ZFRT has achieved various development and validation milestones in recent years: bench scale validation at the University of California’s Davis HyPaul labs; independent CFD reactor modelling for optimisation of heat and mass transfer and pressure drop; and FEA to establish mechanical robustness and long term durability. The designs have been further tested and demonstrated in a commercial SMR with ZF inserted in two tubes (out of more than 200), allowing direct comparative assessment of conventional pellet catalyst under the same operating conditions, apart from verification of loading/unloading into commercial scale tubes. The results achieved near two-fold higher heat transfer reflected in a tube skin temperature lower by up to 60°C with more than 25% lower pressure drop compared to the adjacent tubes operating with pellet catalysts. The reactor designs can be optimised and customised for required balance between heat transfer and pressure drop for specific applications, and can also be made to fit any commercial SMR tube size.

Pilot plant
ZFRT’s pilot plant is nearing completion at the Université Catholique de Louvain, Belgium (UCL). It is a fully equipped and instrumented pilot plant with a microalloy tube suspended in an electric furnace. This installation will enable an extensive set of planned tests to further validate the performance and physical integrity of ZF Reactor designs under a wide range of conditions. It is expected to commence operation in mid-2018.
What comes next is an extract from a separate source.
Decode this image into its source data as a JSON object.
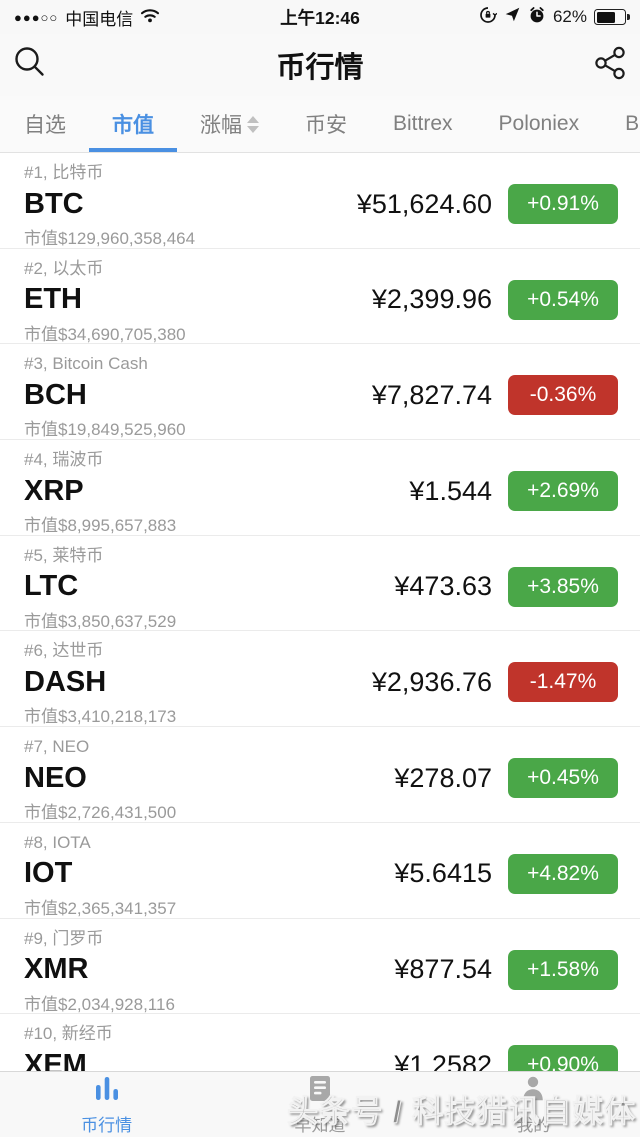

Various ZF performance and integrity tests will be conducted over a range of operating conditions covering commercial levels and beyond in terms of S/C ratios, pressures and temperatures. The severity levels cover S/C down to 1.7 and exit temperatures up to 900°C with pressures up to 30 barg. Both ZF-single pass as well as ZF-Bayonet for recuperative reforming will be tested.

The UCL pilot plant consists of methane feed pretreatment and compression as needed, water demineralisation, boiler feed water pump, start-up boiler, syngas boiler and steam superheater, supply of support gases (argon, nitrogen and hydrogen), steam reforming unit with electrical multi-element heated and controlled full bore tube (>6 m long), and a syngas cooling section followed by a back pressure regulator and condensate separation for safe flaring of syngas.

The plant is instrumented with state-of-the-art mass flow controllers, pressure, temperature and level controllers, as well as high integrity thermocouples with monitoring clusters for the process gas and tube skin temperature measurements. Excess steam produced is vented. The reformed gas composition is measured by on-line gas chromatography.